French nuclear plant in spotlight after leukaemia study
http://www.abc.net.au/news/science/health/2001/06/item20010628033142_1.htm

A major French nuclear waste reprocessing plant was embroiled in controversy Wednesday after a study said children living nearby may face a higher risk of contracting leukaemia.

The research looked at incidence of cancer in the district of Beaumont-Hague on the Normandy coast among a population living within 35 kilometers of the La Hague processing plant.

The data applied to people aged under 25 and derived from the period from 1978 to 1998.

The total number of cancer cases within the 35-km range was 38, which is comparable to the rest of France, the researchers, led by Alfred Spira of the French medical research institute INSERM, said.

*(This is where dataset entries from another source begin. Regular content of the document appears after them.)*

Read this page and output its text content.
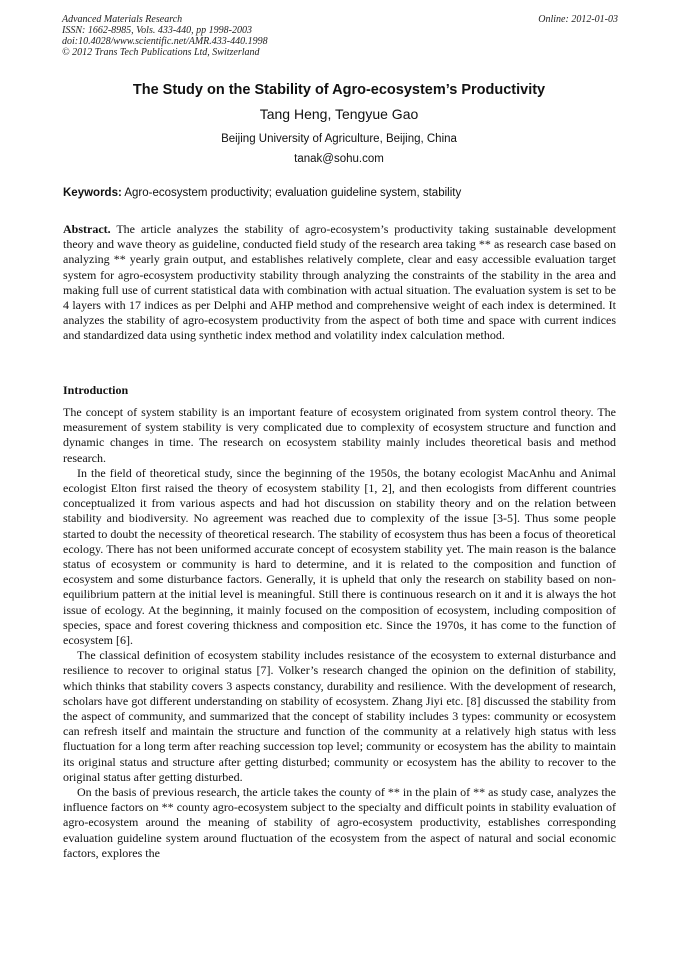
Advanced Materials Research
ISSN: 1662-8985, Vols. 433-440, pp 1998-2003
doi:10.4028/www.scientific.net/AMR.433-440.1998
© 2012 Trans Tech Publications Ltd, Switzerland
Online: 2012-01-03
The Study on the Stability of Agro-ecosystem’s Productivity
Tang Heng, Tengyue Gao
Beijing University of Agriculture, Beijing, China
tanak@sohu.com
Keywords: Agro-ecosystem productivity; evaluation guideline system, stability

Abstract. The article analyzes the stability of agro-ecosystem’s productivity taking sustainable development theory and wave theory as guideline, conducted field study of the research area taking ** as research case based on analyzing ** yearly grain output, and establishes relatively complete, clear and easy accessible evaluation target system for agro-ecosystem productivity stability through analyzing the constraints of the stability in the area and making full use of current statistical data with combination with actual situation. The evaluation system is set to be 4 layers with 17 indices as per Delphi and AHP method and comprehensive weight of each index is determined. It analyzes the stability of agro-ecosystem productivity from the aspect of both time and space with current indices and standardized data using synthetic index method and volatility index calculation method.

Introduction

The concept of system stability is an important feature of ecosystem originated from system control theory. The measurement of system stability is very complicated due to complexity of ecosystem structure and function and dynamic changes in time. The research on ecosystem stability mainly includes theoretical basis and method research.

In the field of theoretical study, since the beginning of the 1950s, the botany ecologist MacAnhu and Animal ecologist Elton first raised the theory of ecosystem stability [1, 2], and then ecologists from different countries conceptualized it from various aspects and had hot discussion on stability theory and on the relation between stability and biodiversity. No agreement was reached due to complexity of the issue [3-5]. Thus some people started to doubt the necessity of theoretical research. The stability of ecosystem thus has been a focus of theoretical ecology. There has not been uniformed accurate concept of ecosystem stability yet. The main reason is the balance status of ecosystem or community is hard to determine, and it is related to the composition and function of ecosystem and some disturbance factors. Generally, it is upheld that only the research on stability based on non-equilibrium pattern at the initial level is meaningful. Still there is continuous research on it and it is always the hot issue of ecology. At the beginning, it mainly focused on the composition of ecosystem, including composition of species, space and forest covering thickness and composition etc. Since the 1970s, it has come to the function of ecosystem [6].

The classical definition of ecosystem stability includes resistance of the ecosystem to external disturbance and resilience to recover to original status [7]. Volker’s research changed the opinion on the definition of stability, which thinks that stability covers 3 aspects constancy, durability and resilience. With the development of research, scholars have got different understanding on stability of ecosystem. Zhang Jiyi etc. [8] discussed the stability from the aspect of community, and summarized that the concept of stability includes 3 types: community or ecosystem can refresh itself and maintain the structure and function of the community at a relatively high status with less fluctuation for a long term after reaching succession top level; community or ecosystem has the ability to maintain its original status and structure after getting disturbed; community or ecosystem has the ability to recover to the original status after getting disturbed.

On the basis of previous research, the article takes the county of ** in the plain of ** as study case, analyzes the influence factors on ** county agro-ecosystem subject to the specialty and difficult points in stability evaluation of agro-ecosystem around the meaning of stability of agro-ecosystem productivity, establishes corresponding evaluation guideline system around fluctuation of the ecosystem from the aspect of natural and social economic factors, explores the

But the rate was much higher among people living within 10 km of the plant.

There were five cases among the under-25s, compared with a national average of 2.3, while among children aged five to nine there were three cases compared with an average of 0.47.

"This study indicates an increasing incidence of leukaemia in the area situated at less than 10 km from the plant," the scientists wrote in the July issue of the Journal of Epidemiology and Community Health, published by the British Medical Association (BMA).

"Monitoring and further investigations should be targeted at acute lymphoblastic leukaemia occurring during the childhood incidence peak (before 10 years) in children living near the La Hague site and maybe other nuclear reprocessing plants."

Two other sites, Flamanville nuclear power station and the Cherbourg military arsenal, where submarine-based nuclear weapons are believed to be stored, are located nearby but were not in the district studied.